Keeping up with the FITs, 11/23
Robert Wright on tribalism; Scott Alexander on COVID treatment; Tyler Cowen on AI; John Cochrane on inflation
saying more about what I mean by that term—and what that meaning implies about the dynamics of “tribal psychology”—might be helpful for some people as they try to do fewer deplorably tribal things and more commendably anti-tribal things.
Most of the rest of his post is behind his paywall. But since “tribalism” is in my wheelhouse, I subscribed just to see it.
I would say, “Own your tribalism.” Or as Julia Galef would put it, if you consider yourself to always be in scout mindset (non-tribal), you’re not. In fact, if Wright is looking for an alternative pejorative to “tribalism,” I would suggest either “myside bias” or “soldier mindset.”
Speaking of scout mindset, who better than Scott Alexander to provide a meta-analysis of research on Ivermectin as a COVID treatment? The good news for Ivermectin is that Scott finds some reliable studies that show good results. The bad news is that those studies all come from countries where worms are prevalent, and Ivermectin is already known for being effective against worms. His bottom line:
Ivermectin doesn’t reduce mortality in COVID a significant amount (let’s say d > 0.3) in the absence of comorbid parasites: 85-90% confidence
On the sociology of Ivermectin, he writes
Ivermectin supporters were really wrong. I enjoy the idea of a cosmic joke where ivermectin sort of works in some senses in some areas. But the things people were claiming - that ivermectin has a 100% success rate, that you don’t need to take the vaccine because you can just take ivermectin instead, etc - have been untenable not just since the big negative trials came out this summer, but even by the standards of the early positive trials. Mahmud et al was big and positive and exciting, but it showed that ivermectin patients recovered in about 7 days on average instead of 9. I think the conventional wisdom - that the most extreme ivermectin supporters were mostly gullible rubes who were bamboozled by pseudoscience - was basically accurate.
He doesn’t call out Bret and Heather. And he points out that the gullible rubes in fact were looking at studies and trying to follow the science.
They have a very reasonable-sounding belief, which is that if dozens of studies all say a drug works really well, then it probably works really well. When they see dozens of studies saying a drug works really well, and the elites saying “no don’t take it!”, their extremely natural conclusion is that it works really well but the elites are covering it up.
Read the whole essay when you have time. I think it’s a classic.
Sam Altman asks Tyler Cowen a lot of interesting questions (not just about AI) in this podcast. Tyler gives a lot of interesting answers, especially about the emergence of weird new jobs.
Inflation is entirely about "demand," not "supply." Fixing the ports, the chips, the pipelines, the labor disincentives, the regulations, are all great and good, and the key to economic growth. But they will not on their own do much to slow inflation. We are having inflation because the government printed up a few trillion dollars, and borrowed a few trillion more, and wrote people checks. People are spending the checks.
The obvious tell about inflation that lots of goods that have nothing to do with supply chains: housing, bitcoin, Gamestop stock (now trading at $237 nearly a year after being meme up from the under $20 range), are all skyrocketing in unison.
However, I do think John shouldn't make reference to sending people checks. The pandemic money is indeed at fault, but the checks to individuals, the least objectionable piece of the bailout, were by far not the largest. When we start pinning the blame for inflation its important that the bailouts to business, state/local government, and special interests remain front and center as culprit.

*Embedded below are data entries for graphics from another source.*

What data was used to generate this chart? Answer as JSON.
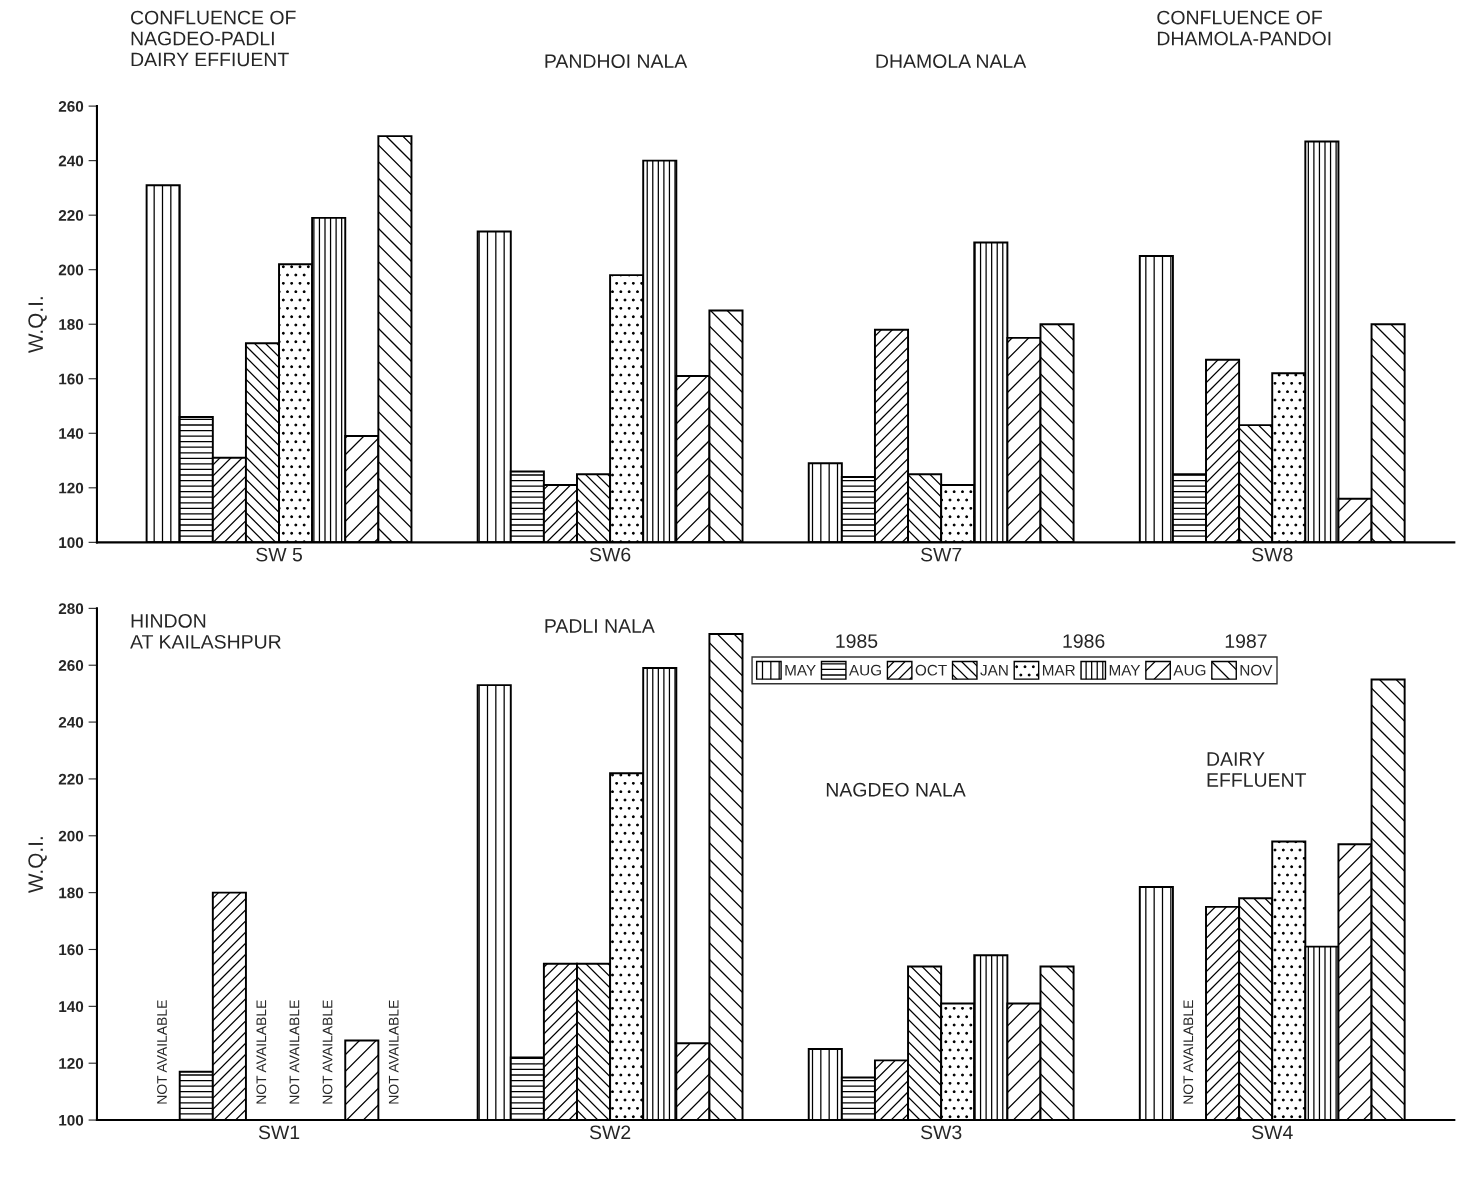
{
  "chart_data": [
    {
      "type": "bar",
      "categories": [
        "SW 5",
        "SW6",
        "SW7",
        "SW8"
      ],
      "ylabel": "W.Q.I.",
      "ylim": [
        100,
        260
      ],
      "yticks": [
        100,
        120,
        140,
        160,
        180,
        200,
        220,
        240,
        260
      ],
      "legend": false,
      "grid": false,
      "annotations": [
        "CONFLUENCE OF\nNAGDEO-PADLI\nDAIRY EFFIUENT",
        "PANDHOI NALA",
        "DHAMOLA NALA",
        "CONFLUENCE OF\nDHAMOLA-PANDOI"
      ],
      "series": [
        {
          "values": [
            231,
            214,
            129,
            205
          ]
        },
        {
          "values": [
            146,
            126,
            124,
            125
          ]
        },
        {
          "values": [
            131,
            121,
            178,
            167
          ]
        },
        {
          "values": [
            173,
            125,
            125,
            143
          ]
        },
        {
          "values": [
            202,
            198,
            121,
            162
          ]
        },
        {
          "values": [
            219,
            240,
            210,
            247
          ]
        },
        {
          "values": [
            139,
            161,
            175,
            116
          ]
        },
        {
          "values": [
            249,
            185,
            180,
            180
          ]
        }
      ]
    },
    {
      "type": "bar",
      "categories": [
        "SW1",
        "SW2",
        "SW3",
        "SW4"
      ],
      "ylabel": "W.Q.I.",
      "ylim": [
        100,
        280
      ],
      "yticks": [
        100,
        120,
        140,
        160,
        180,
        200,
        220,
        240,
        260,
        280
      ],
      "legend": "top right",
      "grid": false,
      "annotations": [
        "HINDON\nAT KAILASHPUR",
        "PADLI NALA",
        "NAGDEO NALA",
        "DAIRY\nEFFLUENT",
        "1985",
        "1986",
        "1987"
      ],
      "series": [
        {
          "name": "MAY",
          "values": [
            null,
            253,
            125,
            182
          ],
          "value_labels": [
            "NOT AVAILABLE",
            null,
            null,
            null
          ]
        },
        {
          "name": "AUG",
          "values": [
            117,
            122,
            115,
            null
          ],
          "value_labels": [
            null,
            null,
            null,
            "NOT AVAILABLE"
          ]
        },
        {
          "name": "OCT",
          "values": [
            180,
            155,
            121,
            175
          ]
        },
        {
          "name": "JAN",
          "values": [
            null,
            155,
            154,
            178
          ],
          "value_labels": [
            "NOT AVAILABLE",
            null,
            null,
            null
          ]
        },
        {
          "name": "MAR",
          "values": [
            null,
            222,
            141,
            198
          ],
          "value_labels": [
            "NOT AVAILABLE",
            null,
            null,
            null
          ]
        },
        {
          "name": "MAY",
          "values": [
            null,
            259,
            158,
            161
          ],
          "value_labels": [
            "NOT AVAILABLE",
            null,
            null,
            null
          ]
        },
        {
          "name": "AUG",
          "values": [
            128,
            127,
            141,
            197
          ]
        },
        {
          "name": "NOV",
          "values": [
            null,
            271,
            154,
            255
          ],
          "value_labels": [
            "NOT AVAILABLE",
            null,
            null,
            null
          ]
        }
      ]
    }
  ]
}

I agree with Alexander's thesis on Ivermectin and would argue that this is supportive of and argues for therapeutics to treat Covid. Here's why. When the immune system is attacked the body is challenged by any germ & parasite that threatens it. Consequently, any treatment that reduces germs and aids the immune system in fighting germs, is beneficial. Steroids, antivirals, antibiotics, vitamins, etc. In balance we should expect these to be constructive to recovery.

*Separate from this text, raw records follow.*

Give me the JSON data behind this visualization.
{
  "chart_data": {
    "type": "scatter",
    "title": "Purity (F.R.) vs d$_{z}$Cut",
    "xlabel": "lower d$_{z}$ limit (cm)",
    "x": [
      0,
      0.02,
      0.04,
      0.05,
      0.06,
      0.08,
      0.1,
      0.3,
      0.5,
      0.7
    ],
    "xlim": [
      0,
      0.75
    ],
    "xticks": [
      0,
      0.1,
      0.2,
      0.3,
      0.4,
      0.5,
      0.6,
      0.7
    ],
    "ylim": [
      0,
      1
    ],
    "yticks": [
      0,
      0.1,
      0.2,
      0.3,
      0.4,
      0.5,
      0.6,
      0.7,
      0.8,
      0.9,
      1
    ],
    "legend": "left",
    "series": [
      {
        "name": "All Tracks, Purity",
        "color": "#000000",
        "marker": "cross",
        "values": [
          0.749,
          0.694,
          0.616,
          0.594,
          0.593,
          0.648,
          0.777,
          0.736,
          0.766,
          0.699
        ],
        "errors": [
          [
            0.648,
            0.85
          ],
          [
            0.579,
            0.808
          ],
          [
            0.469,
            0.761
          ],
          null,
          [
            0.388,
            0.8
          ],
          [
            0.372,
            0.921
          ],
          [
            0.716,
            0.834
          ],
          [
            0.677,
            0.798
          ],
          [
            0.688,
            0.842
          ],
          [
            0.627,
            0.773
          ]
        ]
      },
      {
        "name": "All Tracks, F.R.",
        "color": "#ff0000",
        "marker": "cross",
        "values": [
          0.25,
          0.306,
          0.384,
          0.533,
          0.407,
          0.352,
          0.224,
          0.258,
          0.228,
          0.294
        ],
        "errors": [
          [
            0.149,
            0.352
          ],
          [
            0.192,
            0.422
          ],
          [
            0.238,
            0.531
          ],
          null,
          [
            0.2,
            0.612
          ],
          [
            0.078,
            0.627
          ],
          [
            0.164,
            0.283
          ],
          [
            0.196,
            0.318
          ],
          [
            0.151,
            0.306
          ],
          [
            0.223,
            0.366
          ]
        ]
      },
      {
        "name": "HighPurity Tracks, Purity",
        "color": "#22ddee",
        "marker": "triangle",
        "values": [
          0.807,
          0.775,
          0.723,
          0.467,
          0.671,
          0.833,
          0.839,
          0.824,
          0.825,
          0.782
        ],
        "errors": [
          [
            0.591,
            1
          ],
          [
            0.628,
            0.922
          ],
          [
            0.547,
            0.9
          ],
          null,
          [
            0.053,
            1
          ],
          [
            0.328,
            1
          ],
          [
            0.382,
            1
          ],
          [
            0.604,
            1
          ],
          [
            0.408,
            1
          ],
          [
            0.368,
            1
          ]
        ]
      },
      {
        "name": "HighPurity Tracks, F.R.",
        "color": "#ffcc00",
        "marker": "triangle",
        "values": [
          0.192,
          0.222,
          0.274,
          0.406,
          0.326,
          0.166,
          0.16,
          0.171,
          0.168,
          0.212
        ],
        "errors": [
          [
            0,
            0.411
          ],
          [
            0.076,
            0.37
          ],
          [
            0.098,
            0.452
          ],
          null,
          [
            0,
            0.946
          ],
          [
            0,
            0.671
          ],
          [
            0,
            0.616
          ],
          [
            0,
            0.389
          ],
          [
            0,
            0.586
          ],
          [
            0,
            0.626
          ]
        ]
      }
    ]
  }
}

Also, is it not interesting that claims of "100%" therapeutic success are challenged but claims of "100%" vaccine success are defended by the "experts" despite clear evidence such efficiency is overstated? But here's the rub. Nearly everyone survives Covid. Really! Everyone in my family and spouses family from ages 93 to 3 weeks has so far survived the pandemic. By this sample, we can argue that a cup of water everyday is 100% successful at treating Covid
I am confident there are many health clinics that have 100% success treating Covid. Maybe, what we should be looking at is the facilities that are unsuccessful at treating Covid! Why did they fail? I think examining this question would yield information that would sadly shock and dismay us.